Par ces motifs, le Juge unique de la Cour d’appel civile, prononce:
I. La requête d’effet suspensif est irrecevable.
II. Il sera statué sur les frais judiciaires et les dépens de la présente ordonnance dans le cadre de l’arrêt sur appel à intervenir.
Le juge unique: La greffière:
Du
La présente ordonnance, dont la rédaction a été approuvée à huis clos, est notifiée à:
- Me Benjamin Schwab (pour U.________), - Me Lise-Marie Gonzalez Pennec (pour O.________), - Me C.________ (pour E.________, née le [...] 2017),
et communiquée, par l’envoi de photocopies, à:
- Monsieur le Président du Tribunal civil de l’arrondissement de l’Est vaudois.

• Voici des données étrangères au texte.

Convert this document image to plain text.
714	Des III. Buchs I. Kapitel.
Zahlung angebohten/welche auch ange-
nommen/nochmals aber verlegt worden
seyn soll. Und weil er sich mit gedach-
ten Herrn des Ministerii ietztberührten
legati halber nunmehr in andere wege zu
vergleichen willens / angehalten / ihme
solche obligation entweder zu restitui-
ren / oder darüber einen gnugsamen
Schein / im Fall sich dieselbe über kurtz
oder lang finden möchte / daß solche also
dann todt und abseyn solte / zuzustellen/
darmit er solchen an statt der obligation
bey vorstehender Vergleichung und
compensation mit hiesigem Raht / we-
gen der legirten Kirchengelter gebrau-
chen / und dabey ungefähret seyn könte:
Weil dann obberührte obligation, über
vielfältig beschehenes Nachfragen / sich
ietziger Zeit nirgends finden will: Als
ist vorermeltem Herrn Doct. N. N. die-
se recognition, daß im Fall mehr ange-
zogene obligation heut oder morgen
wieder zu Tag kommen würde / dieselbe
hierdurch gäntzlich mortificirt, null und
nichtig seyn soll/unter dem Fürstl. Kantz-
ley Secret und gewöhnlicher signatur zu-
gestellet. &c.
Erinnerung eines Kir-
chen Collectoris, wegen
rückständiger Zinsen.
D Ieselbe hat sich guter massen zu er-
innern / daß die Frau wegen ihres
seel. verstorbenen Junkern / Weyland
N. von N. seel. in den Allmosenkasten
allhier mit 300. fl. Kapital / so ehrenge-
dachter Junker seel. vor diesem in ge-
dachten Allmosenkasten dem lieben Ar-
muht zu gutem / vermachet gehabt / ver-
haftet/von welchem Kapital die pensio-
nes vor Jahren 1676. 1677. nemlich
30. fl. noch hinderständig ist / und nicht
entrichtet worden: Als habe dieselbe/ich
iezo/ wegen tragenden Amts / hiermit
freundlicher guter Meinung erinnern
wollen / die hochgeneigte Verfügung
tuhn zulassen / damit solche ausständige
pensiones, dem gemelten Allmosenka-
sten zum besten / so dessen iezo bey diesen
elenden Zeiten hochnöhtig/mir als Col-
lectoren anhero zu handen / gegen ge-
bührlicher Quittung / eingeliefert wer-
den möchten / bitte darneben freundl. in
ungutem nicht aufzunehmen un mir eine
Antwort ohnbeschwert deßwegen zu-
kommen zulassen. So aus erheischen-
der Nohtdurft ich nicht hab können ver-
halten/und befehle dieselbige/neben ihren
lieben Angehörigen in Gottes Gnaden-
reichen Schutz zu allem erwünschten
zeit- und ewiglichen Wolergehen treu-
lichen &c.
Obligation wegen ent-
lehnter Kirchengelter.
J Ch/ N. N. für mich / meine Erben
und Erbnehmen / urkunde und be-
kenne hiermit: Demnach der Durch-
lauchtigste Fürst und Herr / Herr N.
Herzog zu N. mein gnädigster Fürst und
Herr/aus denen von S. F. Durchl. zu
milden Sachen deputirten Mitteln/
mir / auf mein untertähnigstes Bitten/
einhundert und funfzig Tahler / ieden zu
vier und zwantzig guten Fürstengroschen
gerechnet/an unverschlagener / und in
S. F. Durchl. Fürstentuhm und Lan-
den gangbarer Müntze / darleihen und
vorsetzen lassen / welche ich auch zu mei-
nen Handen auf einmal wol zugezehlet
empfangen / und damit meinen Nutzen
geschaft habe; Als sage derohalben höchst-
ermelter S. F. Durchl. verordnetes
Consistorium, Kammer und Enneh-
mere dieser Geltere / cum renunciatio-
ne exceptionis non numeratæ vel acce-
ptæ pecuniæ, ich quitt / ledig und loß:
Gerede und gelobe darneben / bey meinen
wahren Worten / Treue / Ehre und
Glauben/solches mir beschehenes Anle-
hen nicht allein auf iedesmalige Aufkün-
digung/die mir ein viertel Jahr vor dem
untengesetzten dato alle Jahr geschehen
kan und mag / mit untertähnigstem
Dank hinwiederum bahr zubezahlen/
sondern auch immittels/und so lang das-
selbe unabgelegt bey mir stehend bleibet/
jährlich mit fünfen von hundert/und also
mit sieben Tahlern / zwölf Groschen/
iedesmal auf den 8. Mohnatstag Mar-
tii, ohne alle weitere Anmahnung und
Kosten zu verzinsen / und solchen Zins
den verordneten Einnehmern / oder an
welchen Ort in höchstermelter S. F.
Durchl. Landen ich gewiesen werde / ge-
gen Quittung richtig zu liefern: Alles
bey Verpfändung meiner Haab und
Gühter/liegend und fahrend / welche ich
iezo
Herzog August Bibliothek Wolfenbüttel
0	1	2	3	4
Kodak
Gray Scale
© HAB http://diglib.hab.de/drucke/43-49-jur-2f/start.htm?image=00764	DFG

La présente ordonnance peut faire l’objet d’un recours en matière civile devant le Tribunal fédéral au sens des art. 72 ss LTF (loi du
17 juin 2005 sur le Tribunal fédéral; RS 173.110), le cas échéant d’un recours constitutionnel subsidiaire au sens des art. 113 ss LTF. Dans les affaires pécuniaires, le recours en matière civile n’est recevable que si la valeur litigieuse s’élève au moins à 15'000 fr. en matière de droit du travail et de droit du bail à loyer, à 30'000 fr. dans les autres cas, à moins que la contestation ne soulève une question juridique de principe (art. 74 LTF). Ces recours doivent être déposés devant le Tribunal fédéral dans les trente jours qui suivent la présente notification (art. 100 al. 1 LTF).